Derrière cette sortie discrète se cache l'un des moments diplomatiques les plus fragiles de l'année. Les États-Unis et l'Iran ont rédigé un mémorandum d'accord qui prolongerait leur cessez-le-feu de février 2026 de 60 jours supplémentaires. L'Iran nettoierait les mines navales qu'il a placées dans le détroit d'Hormuz, par lequel environ 20 pour cent du pétrole maritime mondial transite normalement. En échange, les États-Unis démantèleraient le blocus naval imposé aux ports iraniens le 13 avril 2026 et émettraient des exemptions de sanctions permettant à Téhéran de vendre du pétrole librement.
La question nucléaire, la plus difficile, a été reportée.
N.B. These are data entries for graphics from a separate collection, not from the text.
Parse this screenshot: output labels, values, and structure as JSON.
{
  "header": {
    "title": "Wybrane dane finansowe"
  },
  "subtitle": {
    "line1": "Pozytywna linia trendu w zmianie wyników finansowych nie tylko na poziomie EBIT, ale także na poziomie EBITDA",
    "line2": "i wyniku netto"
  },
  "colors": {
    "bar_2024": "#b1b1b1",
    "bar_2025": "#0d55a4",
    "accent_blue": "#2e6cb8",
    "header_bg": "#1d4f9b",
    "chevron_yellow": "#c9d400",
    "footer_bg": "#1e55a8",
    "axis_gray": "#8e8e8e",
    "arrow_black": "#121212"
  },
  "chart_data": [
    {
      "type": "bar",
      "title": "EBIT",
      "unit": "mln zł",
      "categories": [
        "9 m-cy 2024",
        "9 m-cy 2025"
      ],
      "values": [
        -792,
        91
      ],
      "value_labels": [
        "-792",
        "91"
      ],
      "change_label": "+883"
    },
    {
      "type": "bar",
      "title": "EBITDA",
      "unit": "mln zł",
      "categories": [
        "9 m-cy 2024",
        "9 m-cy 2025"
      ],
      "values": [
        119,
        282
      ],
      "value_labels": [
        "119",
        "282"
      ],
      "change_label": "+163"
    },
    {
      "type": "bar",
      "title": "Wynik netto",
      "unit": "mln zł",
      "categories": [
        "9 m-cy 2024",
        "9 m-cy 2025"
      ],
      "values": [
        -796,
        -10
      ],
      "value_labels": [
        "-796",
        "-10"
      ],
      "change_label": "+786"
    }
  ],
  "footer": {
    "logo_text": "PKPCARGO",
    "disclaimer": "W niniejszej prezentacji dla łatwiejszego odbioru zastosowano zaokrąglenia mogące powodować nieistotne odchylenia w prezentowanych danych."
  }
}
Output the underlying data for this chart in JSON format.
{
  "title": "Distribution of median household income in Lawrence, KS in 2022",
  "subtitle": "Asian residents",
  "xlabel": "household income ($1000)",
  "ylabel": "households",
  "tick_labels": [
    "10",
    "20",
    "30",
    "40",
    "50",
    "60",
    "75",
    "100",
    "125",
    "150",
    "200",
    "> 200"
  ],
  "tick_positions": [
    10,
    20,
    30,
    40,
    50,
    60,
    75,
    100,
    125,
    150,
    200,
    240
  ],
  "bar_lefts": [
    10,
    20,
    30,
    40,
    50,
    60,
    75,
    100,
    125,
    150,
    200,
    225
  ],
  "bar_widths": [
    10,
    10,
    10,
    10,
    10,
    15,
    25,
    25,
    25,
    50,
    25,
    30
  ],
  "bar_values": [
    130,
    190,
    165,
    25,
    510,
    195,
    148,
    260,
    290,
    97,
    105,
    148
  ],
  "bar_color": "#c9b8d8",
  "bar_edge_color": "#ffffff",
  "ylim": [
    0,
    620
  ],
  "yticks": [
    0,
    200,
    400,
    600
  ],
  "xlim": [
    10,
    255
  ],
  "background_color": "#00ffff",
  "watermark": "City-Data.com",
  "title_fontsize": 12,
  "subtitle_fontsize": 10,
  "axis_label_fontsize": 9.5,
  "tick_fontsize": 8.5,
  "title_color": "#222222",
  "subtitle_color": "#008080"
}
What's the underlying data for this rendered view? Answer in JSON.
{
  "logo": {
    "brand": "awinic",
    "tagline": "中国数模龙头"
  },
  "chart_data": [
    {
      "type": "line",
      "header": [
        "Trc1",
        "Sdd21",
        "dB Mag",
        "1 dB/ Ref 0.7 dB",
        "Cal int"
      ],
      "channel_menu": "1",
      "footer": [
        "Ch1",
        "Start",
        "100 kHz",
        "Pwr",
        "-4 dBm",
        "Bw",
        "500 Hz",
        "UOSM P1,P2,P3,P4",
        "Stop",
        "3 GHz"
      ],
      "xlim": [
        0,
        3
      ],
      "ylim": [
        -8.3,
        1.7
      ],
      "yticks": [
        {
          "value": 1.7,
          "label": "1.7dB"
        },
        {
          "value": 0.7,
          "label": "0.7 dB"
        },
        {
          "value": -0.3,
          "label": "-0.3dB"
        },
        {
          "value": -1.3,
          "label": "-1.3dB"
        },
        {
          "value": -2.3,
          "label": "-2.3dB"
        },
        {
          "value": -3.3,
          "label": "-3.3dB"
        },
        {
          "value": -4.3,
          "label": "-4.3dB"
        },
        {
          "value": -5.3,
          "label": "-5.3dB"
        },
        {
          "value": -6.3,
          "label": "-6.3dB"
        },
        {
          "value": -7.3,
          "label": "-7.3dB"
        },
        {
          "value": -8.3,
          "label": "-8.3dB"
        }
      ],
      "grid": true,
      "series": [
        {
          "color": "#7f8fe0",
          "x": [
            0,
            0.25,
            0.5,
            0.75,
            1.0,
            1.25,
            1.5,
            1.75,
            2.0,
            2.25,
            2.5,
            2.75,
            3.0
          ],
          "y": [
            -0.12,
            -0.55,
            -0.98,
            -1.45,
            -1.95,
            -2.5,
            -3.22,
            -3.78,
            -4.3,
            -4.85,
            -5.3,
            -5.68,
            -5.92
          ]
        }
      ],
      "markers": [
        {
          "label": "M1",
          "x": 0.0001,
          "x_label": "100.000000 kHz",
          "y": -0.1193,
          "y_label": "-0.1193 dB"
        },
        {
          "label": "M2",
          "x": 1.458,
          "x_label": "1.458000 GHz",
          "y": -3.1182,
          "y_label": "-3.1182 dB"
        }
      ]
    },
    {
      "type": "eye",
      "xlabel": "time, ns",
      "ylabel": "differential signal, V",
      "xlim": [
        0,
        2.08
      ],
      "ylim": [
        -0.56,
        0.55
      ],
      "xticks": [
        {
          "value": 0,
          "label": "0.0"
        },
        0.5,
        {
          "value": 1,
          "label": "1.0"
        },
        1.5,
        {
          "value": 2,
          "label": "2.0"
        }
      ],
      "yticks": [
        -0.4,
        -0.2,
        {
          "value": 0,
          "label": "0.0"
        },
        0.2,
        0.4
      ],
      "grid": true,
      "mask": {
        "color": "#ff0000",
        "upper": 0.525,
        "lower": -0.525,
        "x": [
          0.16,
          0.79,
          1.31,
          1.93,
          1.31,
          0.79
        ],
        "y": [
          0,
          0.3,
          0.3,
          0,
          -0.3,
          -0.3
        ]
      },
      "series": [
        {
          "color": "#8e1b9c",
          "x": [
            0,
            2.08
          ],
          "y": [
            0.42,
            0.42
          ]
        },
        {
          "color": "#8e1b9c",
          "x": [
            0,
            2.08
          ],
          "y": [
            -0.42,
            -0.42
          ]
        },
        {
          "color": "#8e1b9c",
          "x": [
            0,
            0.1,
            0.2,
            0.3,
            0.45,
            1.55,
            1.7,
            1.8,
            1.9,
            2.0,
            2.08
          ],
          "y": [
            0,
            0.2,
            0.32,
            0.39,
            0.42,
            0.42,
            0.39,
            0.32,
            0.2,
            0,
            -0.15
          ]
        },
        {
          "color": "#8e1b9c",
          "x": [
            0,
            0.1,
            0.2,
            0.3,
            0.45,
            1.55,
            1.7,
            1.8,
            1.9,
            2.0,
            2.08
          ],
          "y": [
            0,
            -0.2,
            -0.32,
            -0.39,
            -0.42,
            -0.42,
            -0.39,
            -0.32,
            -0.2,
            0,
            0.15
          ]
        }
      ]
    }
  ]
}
Le mémorandum ne résout pas le programme nucléaire iranien mais reporte cette négociation de 30 à 60 jours. Les deux pays ont confirmé que l'uranium hautement enrichi iranien serait éliminé par un mécanisme mutuellement convenu.
Le président Trump a déclaré que l'accord était largement négocié, tandis que l'Iran conteste cette affirmation. Les marchés pétroliers, sentant des progrès, se sont adoucis. Les forces américaines restent dans la région pendant la période de 60 jours.